Trying Mayo. Waleed Brinjikji. Let’s stay in touch. Maybe we can find someone who can do these quickly.
Collie my symptoms have included occipital pressure and pain, severe pain behind ears in the fleshy area behind the jaw, ear pain and pressure severe tinnitus, dizziness, brain fog, feeling of distress/pain between shoulder blades, neck pain and stiffness, pain in mid back in spine. Insomnia. I’ve also had hyperacusis ( this resolved) and two brief bouts of vertigo. This has all been disabling.
I should also note that I have had frontal head pain as well. The doc from Hopkins suggested keeping head in extension to try to reduce symptoms. This seems to help. I bought a soft cervical collar to keep chin up. This helps with the head and jaw pain and sometimes seems to reduce the tinnitus.
I was on Diamox to control the head pressure but since I have been keeping head in extension I have been able to cut back/eliminate the Diamox. I didn’t realize it but the Diamox was causing fatigue. Better now.
My symptoms get worse when I do mental work or concentration tasks. Especially the tinnitus (non pulsatile) and the neck discomfort. When things get very bad, I get muscle spasms on my head, down my back and legs to my feet, which only slowly subside over the course of days.
Can you also observe this dynamic in yourselves or are the IJVS symptoms actually only changing a little?
Dr. Cognetti has a history of leaving 1-2 cm of styloid behind which has caused some later problems for other members on this forum. I would try to find a surgeon who will remove your styloids back to your skull base & will also make sure to remove your stylohyoid ligaments if they’re at all calcified. Dr. Annino in MA, Dr. DeLacure in NYC & Dr. Hackman in NC are all doctors who remove to the skull base if at all possible. If you’re willing to travel, Dr. Samji in CA is the most experienced ES surgeon on our list. He did my surgeries, & I think the world of him.

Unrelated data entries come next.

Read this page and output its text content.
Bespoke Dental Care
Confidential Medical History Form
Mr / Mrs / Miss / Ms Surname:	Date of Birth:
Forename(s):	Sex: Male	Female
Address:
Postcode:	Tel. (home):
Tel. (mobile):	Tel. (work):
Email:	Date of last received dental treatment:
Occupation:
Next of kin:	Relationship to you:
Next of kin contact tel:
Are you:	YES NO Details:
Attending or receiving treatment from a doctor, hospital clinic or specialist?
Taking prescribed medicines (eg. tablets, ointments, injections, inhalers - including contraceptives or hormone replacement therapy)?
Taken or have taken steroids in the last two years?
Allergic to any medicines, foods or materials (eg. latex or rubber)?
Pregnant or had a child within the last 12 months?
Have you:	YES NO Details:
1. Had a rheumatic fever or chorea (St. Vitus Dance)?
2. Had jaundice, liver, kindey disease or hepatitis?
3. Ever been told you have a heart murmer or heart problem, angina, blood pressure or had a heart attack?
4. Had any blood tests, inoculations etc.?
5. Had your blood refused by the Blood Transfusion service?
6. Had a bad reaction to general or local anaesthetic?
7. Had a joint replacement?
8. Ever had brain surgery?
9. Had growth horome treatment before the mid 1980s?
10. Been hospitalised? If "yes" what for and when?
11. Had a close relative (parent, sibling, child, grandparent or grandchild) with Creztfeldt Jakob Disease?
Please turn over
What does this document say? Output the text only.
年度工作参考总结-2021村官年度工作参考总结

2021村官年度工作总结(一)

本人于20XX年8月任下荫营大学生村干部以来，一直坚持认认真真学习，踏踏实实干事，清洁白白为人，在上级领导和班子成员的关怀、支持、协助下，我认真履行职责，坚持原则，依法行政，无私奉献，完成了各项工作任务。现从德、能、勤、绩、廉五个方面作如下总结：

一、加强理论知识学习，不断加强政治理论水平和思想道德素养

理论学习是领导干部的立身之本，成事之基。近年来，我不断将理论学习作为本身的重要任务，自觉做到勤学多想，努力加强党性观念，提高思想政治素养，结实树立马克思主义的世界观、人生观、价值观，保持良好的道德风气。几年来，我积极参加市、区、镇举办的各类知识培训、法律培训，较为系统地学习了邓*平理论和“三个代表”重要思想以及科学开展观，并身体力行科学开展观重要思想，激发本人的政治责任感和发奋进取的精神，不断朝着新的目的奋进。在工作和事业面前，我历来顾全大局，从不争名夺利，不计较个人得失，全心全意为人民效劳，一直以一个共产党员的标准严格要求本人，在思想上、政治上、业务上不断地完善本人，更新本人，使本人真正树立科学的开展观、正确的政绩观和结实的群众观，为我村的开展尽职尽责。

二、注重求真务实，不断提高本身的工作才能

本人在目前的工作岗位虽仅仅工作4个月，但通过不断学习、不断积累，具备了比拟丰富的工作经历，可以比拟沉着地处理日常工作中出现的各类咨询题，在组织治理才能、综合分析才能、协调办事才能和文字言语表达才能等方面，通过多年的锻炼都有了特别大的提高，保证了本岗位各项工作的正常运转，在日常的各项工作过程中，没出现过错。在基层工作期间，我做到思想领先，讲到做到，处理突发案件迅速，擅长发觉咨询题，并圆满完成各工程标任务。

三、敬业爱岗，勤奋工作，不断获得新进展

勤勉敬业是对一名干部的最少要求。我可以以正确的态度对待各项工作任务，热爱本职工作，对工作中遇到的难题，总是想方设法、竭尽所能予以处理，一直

Even though Dr. Samji prefers a CT w/o contrast, I would still reach out to him & send him what you have. Worst case, he’ll ask for one w/o contrast. It’s well worth your effort to have an appt w/ him.
Pay attention to your posture & head position when you’re in deep concentration. We often get into a relaxed, slouched position w/ shoulders rolled forward & upper back hunched, chest becomes concave, & head/neck tipped forward when sitting for prolonged periods. Being in this position for extended periods puts strain on the lower & upper back & back of the neck which will irritate a myriad of nerves & muscles over time. Try sitting w/ good upright posture - shoulders back, scapulas down, spine & neck erect but relaxed next time you do your work (this make take effort if you’re not used to it). Put your computer or book, etc. in a more elevated position so you don’t need to look down to view it. Just changing your posture may make a HUGE difference in how you feel.
I selected this video at random from YouTube (but did watch it first). It has a good explanation of what I’m talking about & the problems it can cause along w/ some really basic exercises to help reverse the problem.
The more doctors you talk to, the more opinions & different views you’ll get. This can cause confusion for you. It might be better to send your scans to & make appts w/ (either virtual or in person) 2-3 of the more experienced doctors on our list than to contact a whole bunch of doctors. We have had members who were diagnosed w/ ES by one doctor & told by another they didn’t have ES, that surgery wouldn’t help, etc. Some of these people have left the forum & chosen not to have surgery believing they’d been misdiagnosed when in reality they had not been. I’ve wondered how they’re dealing w/ their symptoms now.